Alle sei Riccardo si alzò dal letto e respirò il profumo vissuto della camera, osservando le lenzuola disfatte aggrovigliate tra le gambe bianchissime di Vittoria. Lei dormiva, un’espressione leggera e fragile sul viso, come di chi prova una felicità troppo grande e sconosciuta per fidarsi davvero. Respirava piano, quasi impercettibilmente. Forse fingeva solo di dormire, ma Riccardo non poteva aspettare ulteriormente.

Sentiva che anche quell’amore era consumato e antico. Si sentiva vecchio dopo quella lunghissima giornata. Si sentiva vecchio e stanco di vagare. Non aveva una meta e, ormai, non aveva nemmeno più un vero desiderio. L’animo era stracciato da quell’amore che, così forte e inaspettato, l’aveva sovrastato e confuso.
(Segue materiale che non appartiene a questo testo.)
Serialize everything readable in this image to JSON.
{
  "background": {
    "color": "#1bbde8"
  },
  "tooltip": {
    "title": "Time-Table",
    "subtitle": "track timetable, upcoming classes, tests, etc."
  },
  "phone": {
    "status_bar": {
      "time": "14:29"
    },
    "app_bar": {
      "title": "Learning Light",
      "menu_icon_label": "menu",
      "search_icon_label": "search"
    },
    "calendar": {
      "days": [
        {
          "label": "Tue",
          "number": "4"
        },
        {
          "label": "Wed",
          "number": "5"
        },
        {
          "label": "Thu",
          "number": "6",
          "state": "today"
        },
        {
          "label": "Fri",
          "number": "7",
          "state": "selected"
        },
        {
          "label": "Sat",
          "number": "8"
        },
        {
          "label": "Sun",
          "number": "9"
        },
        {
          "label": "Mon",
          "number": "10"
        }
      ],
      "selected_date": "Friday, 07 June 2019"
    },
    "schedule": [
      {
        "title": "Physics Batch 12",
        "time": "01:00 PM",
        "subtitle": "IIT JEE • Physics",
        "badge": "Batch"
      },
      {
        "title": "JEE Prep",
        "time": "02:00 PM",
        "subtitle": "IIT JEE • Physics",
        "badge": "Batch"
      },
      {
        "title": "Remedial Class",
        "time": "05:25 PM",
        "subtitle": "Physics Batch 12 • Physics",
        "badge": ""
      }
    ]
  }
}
Aveva amato come nessuno aveva amato mai e quel sentimento era stato ricambiato con una dolcezza inusuale. Nel petto sentiva un cuore ormai maturo, ormai affaticato dall’amore. Non aveva più la forza di provarlo.

Aveva più anni di quanti pensasse, solo ora se ne rendeva conto. Solo ora, guardando Vittoria, bella come nessuna lo era stata e giovane come la speranza di una vita nuova, capiva che i suoi anni erano troppi per poterla amare ancora come ci si aspetterebbe da un ventenne. Non aveva più melodie da suonarle, storie da raccontarle, carezze da offrirle, baci da regalarle, passioni per sconvolgerla e per meritare la sua dedizione.
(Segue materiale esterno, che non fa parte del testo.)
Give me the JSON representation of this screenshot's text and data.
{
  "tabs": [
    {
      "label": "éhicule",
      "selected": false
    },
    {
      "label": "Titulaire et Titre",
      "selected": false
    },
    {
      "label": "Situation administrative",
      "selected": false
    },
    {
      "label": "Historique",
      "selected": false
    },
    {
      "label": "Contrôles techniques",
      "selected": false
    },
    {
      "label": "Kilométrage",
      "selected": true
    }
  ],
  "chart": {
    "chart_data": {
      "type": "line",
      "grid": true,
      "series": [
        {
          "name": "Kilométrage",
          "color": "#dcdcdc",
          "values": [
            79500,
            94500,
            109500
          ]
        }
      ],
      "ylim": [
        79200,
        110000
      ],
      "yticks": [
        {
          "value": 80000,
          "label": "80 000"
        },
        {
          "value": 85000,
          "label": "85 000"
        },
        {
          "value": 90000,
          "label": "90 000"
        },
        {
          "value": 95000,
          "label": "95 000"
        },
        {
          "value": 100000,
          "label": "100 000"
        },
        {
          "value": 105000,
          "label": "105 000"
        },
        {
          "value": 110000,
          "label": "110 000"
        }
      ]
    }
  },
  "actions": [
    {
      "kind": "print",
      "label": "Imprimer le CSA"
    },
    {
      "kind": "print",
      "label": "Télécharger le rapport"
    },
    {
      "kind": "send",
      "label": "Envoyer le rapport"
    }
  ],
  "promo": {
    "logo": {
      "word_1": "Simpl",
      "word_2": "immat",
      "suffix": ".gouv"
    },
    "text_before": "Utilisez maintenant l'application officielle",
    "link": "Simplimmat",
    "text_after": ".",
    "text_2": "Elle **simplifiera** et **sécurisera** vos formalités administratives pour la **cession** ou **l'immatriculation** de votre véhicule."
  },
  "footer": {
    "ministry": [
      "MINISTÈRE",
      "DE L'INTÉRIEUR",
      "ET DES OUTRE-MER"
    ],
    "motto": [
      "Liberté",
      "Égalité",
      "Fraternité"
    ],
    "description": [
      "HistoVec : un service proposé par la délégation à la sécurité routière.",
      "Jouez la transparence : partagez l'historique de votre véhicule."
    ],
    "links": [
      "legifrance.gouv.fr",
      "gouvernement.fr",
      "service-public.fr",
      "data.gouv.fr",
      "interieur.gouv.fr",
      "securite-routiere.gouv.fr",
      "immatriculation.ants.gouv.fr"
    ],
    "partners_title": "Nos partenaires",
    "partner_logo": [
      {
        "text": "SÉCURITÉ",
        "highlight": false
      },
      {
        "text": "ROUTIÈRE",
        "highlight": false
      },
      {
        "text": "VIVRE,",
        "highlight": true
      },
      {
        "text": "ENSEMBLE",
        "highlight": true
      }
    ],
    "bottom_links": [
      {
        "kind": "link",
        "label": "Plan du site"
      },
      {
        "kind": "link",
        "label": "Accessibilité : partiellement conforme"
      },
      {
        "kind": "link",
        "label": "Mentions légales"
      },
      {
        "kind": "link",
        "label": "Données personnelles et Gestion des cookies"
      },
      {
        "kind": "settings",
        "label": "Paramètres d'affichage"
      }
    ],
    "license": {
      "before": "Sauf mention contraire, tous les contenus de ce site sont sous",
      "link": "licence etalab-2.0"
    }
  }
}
Perciò si vestì lentamente, continuando a guardare quel corpo, giovane e fresco come il vento di aprile, e, quando ebbe infilato la giacca di jeans, uscì, chiudendo piano la porta dietro di sé. Scese le scale più in fretta di quanto non si faccia alla sei del mattino e andò alla stazione. Prese il primo treno e decise che quello sarebbe stato l’ultimo, che non aveva più bisogno di cercare nulla, perché tutto quello che aveva sempre desiderato l’aveva ormai avuto e questo appagamento lo aveva svuotato delle forze per continuare a vivere. Salì su un treno per Napoli e nessuno si accorse mai più di lui, come Vittoria aveva fatto solo il giorno prima. Fu come se fosse scomparso e, forse, fu davvero così. Forse nemmeno lui trovò più quello che aveva perso facendo all’amore con Vittoria.

 

 

Vittoria aprì gli occhi non appena Riccardo ebbe chiuso la porta. Li aprì che già piangevano, lacrime di una tristezza così profonda da non riuscire nemmeno a piangere sul serio. Si alzò dopo qualche minuto e, nuda come una statua di marmo spogliata dei propri gioielli, si guardò allo specchio. Era tremendamente magra, così debole e così appesantita dal dolore da sentirsi svenire. E forse svenne e nessuno se ne accorse, perché alle sei del mattino nessuno pensa che nell’appartamento accanto qualcuno ha appena assaggiato la lama crudele della delusione.

Andò in cucina e si sedette su una sedia, osservando l’alba al di là della finestra del balcone. Era paralizzata dal dolore, profondamente fisico e difficile da tacere. Avrebbe voluto urlare, perché la pelle si stava squarciando, perché i muscoli si stavano sfilacciando e perché il sangue sgorgava velocemente fuori dal suo petto.

Era come aver il sole nel cuore: poteva sentirlo esplodere e bruciare la carne viva, incidendo a fondo gli organi, facendo seccare il sangue nelle vene.

Era come una ferita riaperta e cosparsa dell’aspro succo dell’abbandono. I sensi erano anestetizzati, un solo tagliente dolore le bucava in ventre e la obbligava a ripiegarsi su se stessa.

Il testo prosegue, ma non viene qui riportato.